I noticed the "i" in "idealist" wasn't capitalized in the op. Anyone, including an Amillennialist can be idealist in degrees small or large. An Idealist is idealist first and foremost, amillennial in degrees small or large. An Amillennialist is amillennial first and foremost, idealist in degrees small or large. Same thing can be said of preterism, historicism, and futurism. We all look forward to the blessed hope, the return of Christ. That makes us futurist, not Futurists.
As far as methods go, it's starts with basic exegesis and while I don't mean to beat the horse dead, both the practice of exegesis and the fact it is our common means of understanding scripture is important. So too is the fact scripture can be read literally, allegorically, anagogically, and morally and no one reads it only one way. Idealists are heavy on the anagogic end of the spectrum. Dispensational futurists not so much.

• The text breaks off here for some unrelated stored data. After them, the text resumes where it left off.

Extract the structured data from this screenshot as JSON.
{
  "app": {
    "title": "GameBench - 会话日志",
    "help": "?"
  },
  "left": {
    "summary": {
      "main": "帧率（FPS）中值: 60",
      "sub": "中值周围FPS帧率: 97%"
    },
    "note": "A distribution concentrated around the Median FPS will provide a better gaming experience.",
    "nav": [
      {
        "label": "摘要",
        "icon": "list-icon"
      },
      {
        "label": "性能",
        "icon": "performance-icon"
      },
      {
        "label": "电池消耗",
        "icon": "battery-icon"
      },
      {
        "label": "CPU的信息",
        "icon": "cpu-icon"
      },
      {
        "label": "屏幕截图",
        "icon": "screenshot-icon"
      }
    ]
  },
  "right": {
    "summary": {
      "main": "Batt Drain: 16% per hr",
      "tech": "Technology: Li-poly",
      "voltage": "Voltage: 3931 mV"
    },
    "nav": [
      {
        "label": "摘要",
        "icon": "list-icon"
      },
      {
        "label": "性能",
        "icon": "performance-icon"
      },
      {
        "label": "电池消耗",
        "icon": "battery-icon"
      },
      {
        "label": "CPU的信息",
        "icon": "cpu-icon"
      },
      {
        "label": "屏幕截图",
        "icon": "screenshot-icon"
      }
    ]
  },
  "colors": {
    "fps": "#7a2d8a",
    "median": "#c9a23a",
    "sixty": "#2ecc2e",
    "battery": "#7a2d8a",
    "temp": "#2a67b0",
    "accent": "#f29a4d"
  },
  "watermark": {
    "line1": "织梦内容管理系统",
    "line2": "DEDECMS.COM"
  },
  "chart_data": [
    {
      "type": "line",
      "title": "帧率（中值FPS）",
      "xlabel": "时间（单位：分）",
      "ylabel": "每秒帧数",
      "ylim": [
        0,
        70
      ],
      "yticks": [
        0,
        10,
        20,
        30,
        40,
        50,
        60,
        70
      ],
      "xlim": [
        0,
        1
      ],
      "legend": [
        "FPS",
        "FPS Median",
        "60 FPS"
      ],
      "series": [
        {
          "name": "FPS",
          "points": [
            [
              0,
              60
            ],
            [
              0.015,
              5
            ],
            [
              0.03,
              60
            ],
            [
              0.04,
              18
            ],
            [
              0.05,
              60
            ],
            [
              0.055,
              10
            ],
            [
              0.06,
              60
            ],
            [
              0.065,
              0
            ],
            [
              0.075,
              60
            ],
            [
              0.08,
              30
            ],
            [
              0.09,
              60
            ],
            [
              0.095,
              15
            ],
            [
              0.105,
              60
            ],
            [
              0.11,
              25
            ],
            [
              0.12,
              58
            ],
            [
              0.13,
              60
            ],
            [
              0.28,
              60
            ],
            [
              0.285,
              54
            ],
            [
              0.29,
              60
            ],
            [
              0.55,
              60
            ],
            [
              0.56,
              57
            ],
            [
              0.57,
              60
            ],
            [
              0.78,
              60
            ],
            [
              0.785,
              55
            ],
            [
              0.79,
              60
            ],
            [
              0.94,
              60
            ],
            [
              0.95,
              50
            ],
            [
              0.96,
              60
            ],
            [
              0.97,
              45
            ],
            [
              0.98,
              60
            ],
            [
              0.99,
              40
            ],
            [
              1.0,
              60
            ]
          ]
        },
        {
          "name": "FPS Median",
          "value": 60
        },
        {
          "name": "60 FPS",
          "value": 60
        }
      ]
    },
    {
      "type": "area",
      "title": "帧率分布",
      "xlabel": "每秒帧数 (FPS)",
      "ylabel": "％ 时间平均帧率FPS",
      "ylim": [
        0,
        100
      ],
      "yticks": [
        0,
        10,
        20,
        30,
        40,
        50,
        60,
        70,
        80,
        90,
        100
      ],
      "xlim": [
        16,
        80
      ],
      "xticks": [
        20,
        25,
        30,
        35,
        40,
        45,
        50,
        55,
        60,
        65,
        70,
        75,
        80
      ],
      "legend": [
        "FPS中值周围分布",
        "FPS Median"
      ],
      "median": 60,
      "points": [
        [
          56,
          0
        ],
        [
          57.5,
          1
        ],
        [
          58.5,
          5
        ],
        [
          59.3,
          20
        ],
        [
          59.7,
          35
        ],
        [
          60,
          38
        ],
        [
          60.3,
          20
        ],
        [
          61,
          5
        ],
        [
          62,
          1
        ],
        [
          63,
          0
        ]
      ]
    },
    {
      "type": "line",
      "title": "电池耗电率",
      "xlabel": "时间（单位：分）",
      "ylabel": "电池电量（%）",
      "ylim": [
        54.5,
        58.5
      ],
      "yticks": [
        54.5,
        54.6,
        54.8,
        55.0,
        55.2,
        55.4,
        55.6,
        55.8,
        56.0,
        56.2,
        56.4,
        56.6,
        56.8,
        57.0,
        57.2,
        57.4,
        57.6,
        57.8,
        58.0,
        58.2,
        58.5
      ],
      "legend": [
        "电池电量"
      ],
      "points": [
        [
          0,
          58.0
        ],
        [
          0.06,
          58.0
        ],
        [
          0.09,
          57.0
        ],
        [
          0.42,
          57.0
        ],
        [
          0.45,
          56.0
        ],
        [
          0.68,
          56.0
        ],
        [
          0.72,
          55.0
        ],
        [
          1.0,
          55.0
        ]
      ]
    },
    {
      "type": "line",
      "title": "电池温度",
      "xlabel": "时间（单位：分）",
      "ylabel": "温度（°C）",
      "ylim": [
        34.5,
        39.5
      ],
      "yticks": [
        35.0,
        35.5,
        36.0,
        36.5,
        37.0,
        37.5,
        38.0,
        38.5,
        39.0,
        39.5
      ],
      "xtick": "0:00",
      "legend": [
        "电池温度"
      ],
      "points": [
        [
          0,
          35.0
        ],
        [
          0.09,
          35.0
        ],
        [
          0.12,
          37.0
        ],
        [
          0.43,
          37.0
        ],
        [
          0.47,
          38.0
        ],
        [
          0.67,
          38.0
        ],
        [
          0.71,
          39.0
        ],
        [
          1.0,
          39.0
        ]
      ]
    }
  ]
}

The idealist is looking at the OT mostly as examples of patterns/cycles repeating and mystically spiritual meaning is in everything.
The Idealist and the idealist use the same methods to varying degrees. If I read the posts correctly, I am more preterist and less idealist than you (and vice versa) but we're both preterist and idealist, only to different degrees in each view. Both Amillennial, not Idealist. Our Dispensational kin are going to be none of or much less of all four.